Também notamos que os atores sociais, o proletariado e a burguesia em destaque, levam a sério a aparência da realidade, agem de acordo com ela. Não parece que o valor, fonte do lucro, vem do trabalho gratuito, logo do mais-valor; aparece para ambos que foi pago pelo trabalho feito, integralmente, não a força de trabalho. Vale exemplo específico sobre o poder da aparência. Durante a pandemia do coronavírus, participei de um grupo de leitura d’O Capital, mas, ao avançar da obra, muitos membros tinha dificuldade de “sentir” as conclusões da obra; para alegria e alívio deles, outro membro transformava o livro I, focado na produção, em exemplos do comércio, deste setor – como concentração e centralização, mas comercial; tal alívio dos membros é o prender-se na aparência e no comercial tão comum entre os economistas. Por isso, Marx vai mais fundo do que qualquer outro na produção, que está além ou por detrás do comércio.

No livro três, Marx já inicia afirmando que se aproximará da forma como os atores sociais veem a realidade. Nisso, ele avança para as categorias práticas, comuns, de aparência do real: preço, taxa de lucro, massa de lucro etc.

Como personagem, o capitalista é apenas um representante do capital, a vontade do capital torna-se a vontade do patrão. Ele encarna a vontade de um processo, do capital mesmo. Então, o homem não tem de fato vontade própria, sua vontade é imposta socialmente e de maneira alienada. Ao querer enriquecer mais, o investidor está sendo manipulado pelo mundo das coisas, por uma vontade ou pulsão alheia como sua. Trata-se de uma forma de subjetivação da objetividade. Pode-se especular, então: as personalidades e seus distúrbios estão lastreados no dinheiro, no valor como capital.

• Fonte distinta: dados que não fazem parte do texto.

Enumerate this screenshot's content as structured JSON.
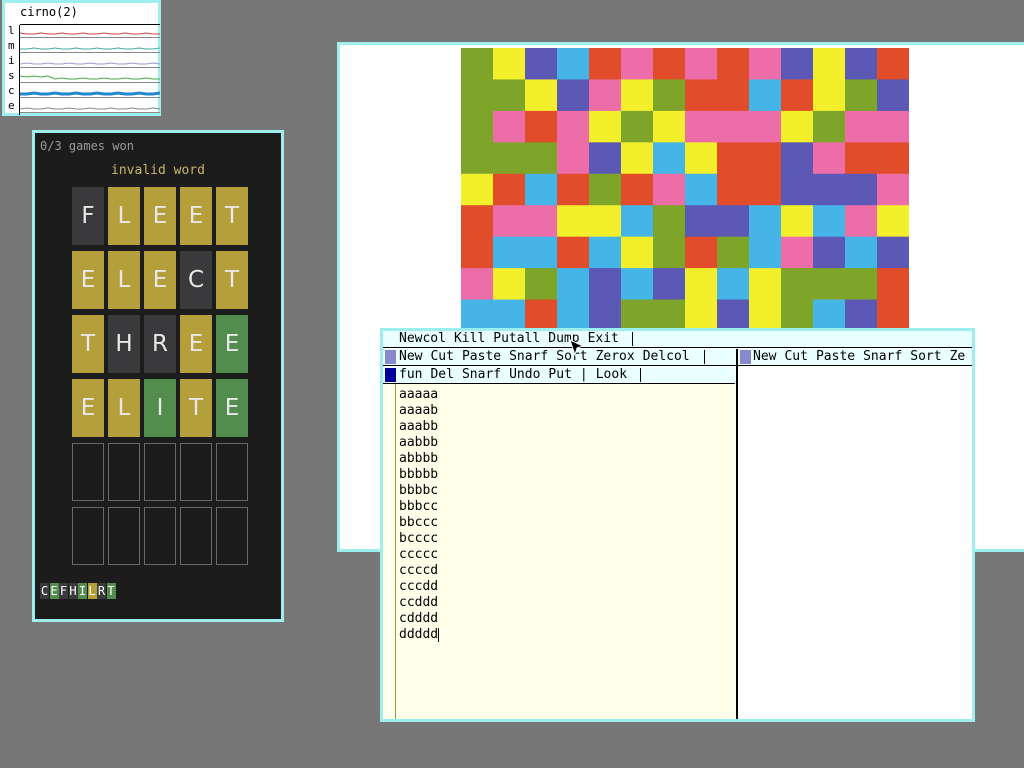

Enfim, Marx deixa bastante claro que a economia política clássica foi muito longe, mas não longe o bastante. Isso se dá pelo ponto de vista deles, ao lado da burguesia, que impedia objetivamente tais cientistas de alcançarem visões de fato profundas do atual sistema. A moderna ciência da mente reforça isso. Certo grau de estresse, ao menos sob o capitalismo, é necessário para a criatividade como a árvore dá flor e fruto quando se sente ameaçada. A vida dos militantes socialistas é sem rotina, com novidade constante, com desafios, com ameaças – por isso, também, o movimento comunista produziu tantos gênios.

 

 

 

 

 

 

 

 

 

 

 

 

 

PARTE 3

Psicologia e estrutura

 

 

 

 

 

 

 

 

 

 

 

 

 

 

 

 

 

 

 

CLASSES E PSICOLOGIA

Como o modo de viver determina o modo de pensar, cada classe tem tendências morais, de raciocínio, de valores etc. próprias, geras para seu grupo. Isso vem desde a infância. Uma pedagoga revelou-me que trabalhou em escola de rico e de pobre para crianças; na primeira, os infantes eram “desligados” e até o lanche deveria ser dado na boca deles; na segunda, as crianças faziam fila, tenham iniciativa, comiam de modo independente etc. A divisão de classes causa divisão de perfiz de metais.

Os trabalhadores são mais práticos e naturalmente disciplinados; os professores universitários, classe média, falam demais, são viciados em falar, pensam que falar é agir, e têm dificuldade de acordar muito cedo… No partido ao qual militei, havia grupos operários e de professores superiores, e tal padrão sempre se repetia, com exceções raras entre um ou outro indivíduo.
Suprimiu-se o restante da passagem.